Roasted red kuri with lots of other good stuff.
These scones!!! I would eat them every day if I could.
These pistachio butter cups. Insane, right?
Another way to eat spaghetti squash.
This wild mushroom risotto.
A salad I could eat every day.
More squash! But this time in crostini form.
Until next time, friends. xo
- [b]Kabocha Squash Soup[/b]
- 2 tbsp grape seed oil, divided
- A 2.5 -3 lb Kabocha squash, peeled, seeded and cut into 2-inch pieces (about 4 cups total)
- 1 medium onion, peeled and cut into small dice
- 1 large or 2 small garlic cloves, finely minced
- 1 tbsp harissa paste
- 4 cups vegetable stock
- Zest and juice of half a small navel orange (you may want more juice)
- 1/2 tsp salt, plus more salt and pepper, to taste
- [b]Harissa Roasted Chickpeas[/b]
- 1 can chickpeas (or 1.5 cups cooked chickpeas), rinsed and drained well
- 1 tbsp grape seed oil
- 1 tsp – 1 tbsp harissa paste, depending how hot you like it (1 tablespoon will make them quite hot, in my opinion, but when paired with the soup, the chickpeas mellow out and it creates a nice balance.)
- Preheat oven to 425°F and line 2 baking trays with parchment paper.
- Dry the chickpeas by placing them on several layers of paper towel. Top with a few more layers and gently rub to help absorb most of the moisture. Place the chickpeas on one of the baking trays and toss with grape seed oil. Bake in the oven for 10-12 minutes. Remove the chickpeas from the oven and toss with the harissa (use spoons so you don’t burn your hands). Place the chickpeas back into the oven for another 10-12 minutes, or until the chickpeas are golden and the harissa paste has form a crust. Remove from the oven and sprinkle with a generous pinch of salt. Set aside to cool.
- At the same time, toss the kabocha squash with one tablespoon of grape seed oil and a sprinkle of salt and pepper. Evenly distribute the squash on a baking tray and roast in the oven until almost tender, about 15-20 minutes.

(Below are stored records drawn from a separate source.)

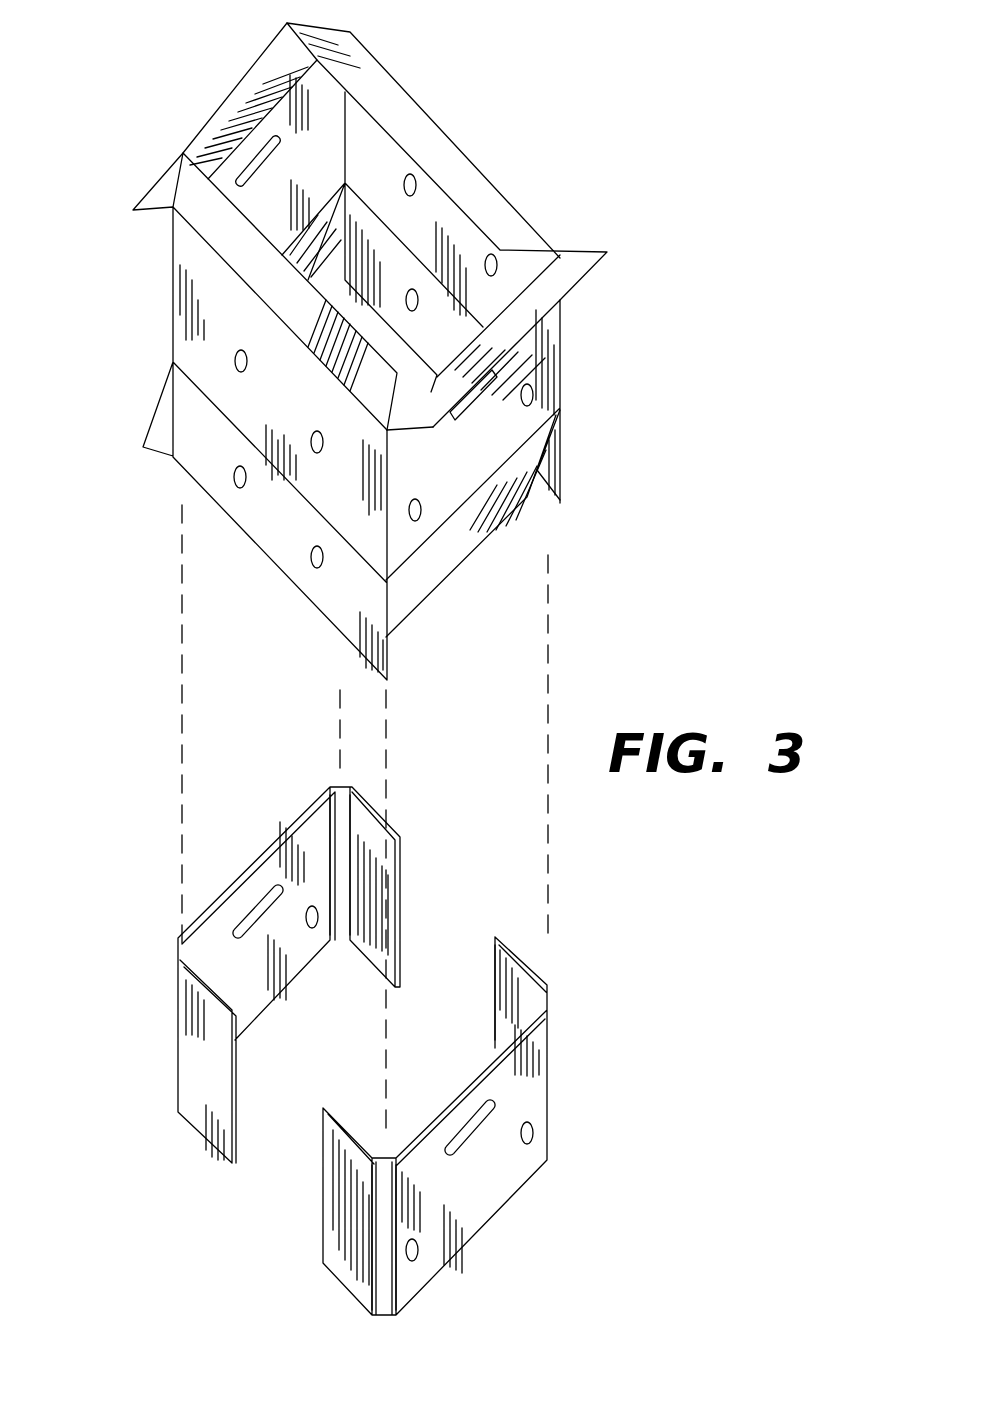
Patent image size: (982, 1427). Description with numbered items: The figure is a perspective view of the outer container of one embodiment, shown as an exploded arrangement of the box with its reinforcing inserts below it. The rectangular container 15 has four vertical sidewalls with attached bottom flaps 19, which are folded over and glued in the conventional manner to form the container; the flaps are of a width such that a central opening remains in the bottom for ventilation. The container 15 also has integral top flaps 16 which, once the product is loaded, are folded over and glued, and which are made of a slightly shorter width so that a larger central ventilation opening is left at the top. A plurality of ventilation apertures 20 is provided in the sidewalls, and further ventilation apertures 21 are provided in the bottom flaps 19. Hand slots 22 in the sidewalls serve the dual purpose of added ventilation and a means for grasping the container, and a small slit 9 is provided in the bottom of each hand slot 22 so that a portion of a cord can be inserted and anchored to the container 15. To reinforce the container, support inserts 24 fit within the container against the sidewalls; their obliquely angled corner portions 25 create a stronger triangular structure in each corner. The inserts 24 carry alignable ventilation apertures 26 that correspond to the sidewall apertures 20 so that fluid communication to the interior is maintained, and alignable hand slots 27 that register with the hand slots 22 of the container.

The slit 9 is at (472, 403).
The container 15 is at (545, 360).
The top flaps 16 is at (253, 101).
The bottom flaps 19 is at (270, 548).
The ventilation apertures 20 is at (227, 358).
The ventilation apertures 21 is at (417, 303).
The hand slots 22 is at (285, 168).
The support inserts 24 is at (200, 1053).
The corner portions 25 is at (342, 813).
The ventilation apertures 26 is at (533, 1133).
The hand slots 27 is at (490, 1127).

- Heat the other tablespoon of grape seed oil in a large pot over medium low heat and sweat the onions until soft. Add in the garlic and harissa paste and cook for an additional 1-2 minutes to cook out the paste. Add in the cooked squash and vegetable stock and stir.
- Bring to a boil and reduce the heat to medium to simmer until the squash is completely tender and the flavours have had a chance to amalgamate.
- Add the orange zest and puree the soup in a high speed blender or food processor. For extra silky soup, you can strain it through a fine mesh strainer, but I like the added backbone and texture of leaving it as is. Plus, if you have a good blender, your soup will get incredibly silky anyway.
- Pour the soup back into a large pot, add in the juice and salt and stir to combine. Bring the the soup to a gentle simmer and serve topped with harissa roasted chickpeas.
- Other toppings include: freshly cut chives, yogurt, olive oil, etc.